1      Decisão C(2020) 2983 final da Comissão, de 4 de maio de 2020, relativa ao auxílio de Estado SA.57082 (2020/N) — França ‑ COVID 19 ‑ Quadro temporário [artigo 107.°, n.° 3, alínea b)]‑ Garantia e empréstimo acionista em benefício da Air France, conforme corrigida pelas Decisões C(2020) 9384 final, de 17 de dezembro de 2020, e C(2021) 5701 final, de 26 de julho de 2021.


2      Decisão C(2021) 2488 final da Comissão, de 5 de abril de 2021, relativa ao auxílio de Estado SA.59913 — França ‑ COVID 19 ‑ Recapitalização da Air France e da Air France‑KLM e Decisão C(2020) 2983 final da Comissão, de 4 de maio de 2020, relativa ao auxílio de Estado SA.57082 (2020/N) — França ‑ COVID 19 ‑ Quadro temporário [artigo 107.°, n.° 3, alínea b)] — Garantia e empréstimo acionista em benefício da Air France, conforme corrigida pelas Decisões C(2020) 9384 final, de 17 de dezembro de 2020, e C(2021) 5701 final, de 26 de julho de 2021 (a seguir «decisões impugnadas»).


3      Nos termos do artigo 107.°, n.° 3, alínea b), TFUE, os auxílios destinados a sanar uma perturbação grave da economia de um Estado‑Membro podem, sob certas condições, ser considerados compatíveis com o mercado interno.

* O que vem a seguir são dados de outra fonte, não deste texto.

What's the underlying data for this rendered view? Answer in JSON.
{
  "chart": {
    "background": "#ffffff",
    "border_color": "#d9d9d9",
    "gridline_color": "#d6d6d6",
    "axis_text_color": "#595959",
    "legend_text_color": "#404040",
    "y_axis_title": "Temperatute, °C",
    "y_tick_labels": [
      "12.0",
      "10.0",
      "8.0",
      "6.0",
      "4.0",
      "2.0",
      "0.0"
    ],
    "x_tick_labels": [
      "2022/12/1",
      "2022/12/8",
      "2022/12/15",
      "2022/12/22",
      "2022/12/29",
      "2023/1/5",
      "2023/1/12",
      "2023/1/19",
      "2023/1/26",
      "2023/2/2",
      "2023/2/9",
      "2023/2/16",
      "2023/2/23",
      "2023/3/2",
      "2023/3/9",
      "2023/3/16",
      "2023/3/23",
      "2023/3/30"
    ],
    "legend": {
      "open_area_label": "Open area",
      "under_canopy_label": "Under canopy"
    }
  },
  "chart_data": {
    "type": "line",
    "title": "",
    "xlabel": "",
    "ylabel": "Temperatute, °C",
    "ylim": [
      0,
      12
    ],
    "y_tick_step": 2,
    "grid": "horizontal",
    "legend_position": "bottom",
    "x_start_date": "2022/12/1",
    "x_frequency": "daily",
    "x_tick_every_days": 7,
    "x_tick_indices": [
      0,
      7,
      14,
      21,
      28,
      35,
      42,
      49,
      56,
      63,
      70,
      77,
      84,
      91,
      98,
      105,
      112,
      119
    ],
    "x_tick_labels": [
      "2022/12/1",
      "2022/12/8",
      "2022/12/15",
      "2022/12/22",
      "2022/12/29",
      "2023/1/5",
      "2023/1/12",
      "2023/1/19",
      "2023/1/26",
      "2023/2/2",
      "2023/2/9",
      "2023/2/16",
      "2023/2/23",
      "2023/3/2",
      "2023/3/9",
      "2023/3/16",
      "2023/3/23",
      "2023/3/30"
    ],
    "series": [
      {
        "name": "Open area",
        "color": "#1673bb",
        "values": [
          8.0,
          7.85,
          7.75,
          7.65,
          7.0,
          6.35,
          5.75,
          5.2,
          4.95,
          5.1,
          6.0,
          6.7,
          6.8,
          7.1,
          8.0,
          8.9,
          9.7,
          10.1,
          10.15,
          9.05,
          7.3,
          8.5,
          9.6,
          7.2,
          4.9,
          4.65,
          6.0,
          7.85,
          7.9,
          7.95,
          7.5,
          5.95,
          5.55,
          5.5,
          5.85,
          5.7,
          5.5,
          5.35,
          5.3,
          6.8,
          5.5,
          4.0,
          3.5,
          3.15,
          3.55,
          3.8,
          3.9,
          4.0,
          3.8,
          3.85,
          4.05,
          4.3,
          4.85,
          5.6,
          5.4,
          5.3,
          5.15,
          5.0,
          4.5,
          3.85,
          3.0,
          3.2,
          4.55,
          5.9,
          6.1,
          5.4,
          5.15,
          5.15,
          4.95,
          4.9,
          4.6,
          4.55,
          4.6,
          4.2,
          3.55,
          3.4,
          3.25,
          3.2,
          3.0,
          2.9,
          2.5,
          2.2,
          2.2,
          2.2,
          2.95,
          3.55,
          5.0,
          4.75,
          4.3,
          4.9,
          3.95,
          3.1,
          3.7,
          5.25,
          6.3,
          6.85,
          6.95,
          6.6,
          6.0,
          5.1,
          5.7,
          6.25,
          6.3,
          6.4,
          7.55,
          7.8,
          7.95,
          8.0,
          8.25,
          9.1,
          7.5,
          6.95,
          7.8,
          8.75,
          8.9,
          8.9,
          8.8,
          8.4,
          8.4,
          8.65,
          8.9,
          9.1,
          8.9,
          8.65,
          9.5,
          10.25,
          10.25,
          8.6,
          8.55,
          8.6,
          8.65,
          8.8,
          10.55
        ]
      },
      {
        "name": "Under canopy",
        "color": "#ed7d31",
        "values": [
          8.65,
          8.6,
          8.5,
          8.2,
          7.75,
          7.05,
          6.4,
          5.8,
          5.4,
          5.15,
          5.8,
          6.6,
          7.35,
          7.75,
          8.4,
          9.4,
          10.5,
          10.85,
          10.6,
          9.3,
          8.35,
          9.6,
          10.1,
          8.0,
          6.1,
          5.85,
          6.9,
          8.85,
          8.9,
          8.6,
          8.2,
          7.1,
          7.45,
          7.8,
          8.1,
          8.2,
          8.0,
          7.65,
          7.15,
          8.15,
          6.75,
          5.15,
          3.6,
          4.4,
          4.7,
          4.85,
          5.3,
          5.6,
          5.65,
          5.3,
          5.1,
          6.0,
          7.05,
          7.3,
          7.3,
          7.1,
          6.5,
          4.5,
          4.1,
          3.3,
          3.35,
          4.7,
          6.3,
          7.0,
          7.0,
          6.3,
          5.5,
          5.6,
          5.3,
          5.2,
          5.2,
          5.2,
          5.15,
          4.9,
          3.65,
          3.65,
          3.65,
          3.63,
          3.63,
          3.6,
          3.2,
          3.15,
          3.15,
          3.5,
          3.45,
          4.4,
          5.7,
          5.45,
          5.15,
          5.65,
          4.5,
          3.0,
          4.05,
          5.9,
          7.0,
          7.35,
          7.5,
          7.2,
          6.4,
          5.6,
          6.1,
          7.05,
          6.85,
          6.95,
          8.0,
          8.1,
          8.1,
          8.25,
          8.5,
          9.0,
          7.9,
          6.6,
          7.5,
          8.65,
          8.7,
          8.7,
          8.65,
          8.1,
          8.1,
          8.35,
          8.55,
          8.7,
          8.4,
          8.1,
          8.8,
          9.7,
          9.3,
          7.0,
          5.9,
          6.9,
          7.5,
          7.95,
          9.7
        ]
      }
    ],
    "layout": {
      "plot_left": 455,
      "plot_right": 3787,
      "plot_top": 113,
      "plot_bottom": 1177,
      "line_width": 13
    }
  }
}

4      Comunicação da Comissão, de 20 de março de 2020, sobre o Quadro temporário relativo a medidas de auxílio estatal em apoio da economia no atual contexto do surto de COVID‑19» (JO 2020, C 91 I, p. 1), alterada em 4 de abril de 2020 (JO 2020, C 112 I, p. 1), em 13 de maio de 2020 (JO 2020, C 164, p. 3) e em 29 de junho de 2020 (JO 2020, C 218, p. 3) (a seguir «Quadro Temporário»).


5      Comunicação da Comissão sobre a noção de auxílio estatal nos termos do artigo 107.°, n.° 1, [TFUE] (JO 2016, C 262, p. 1).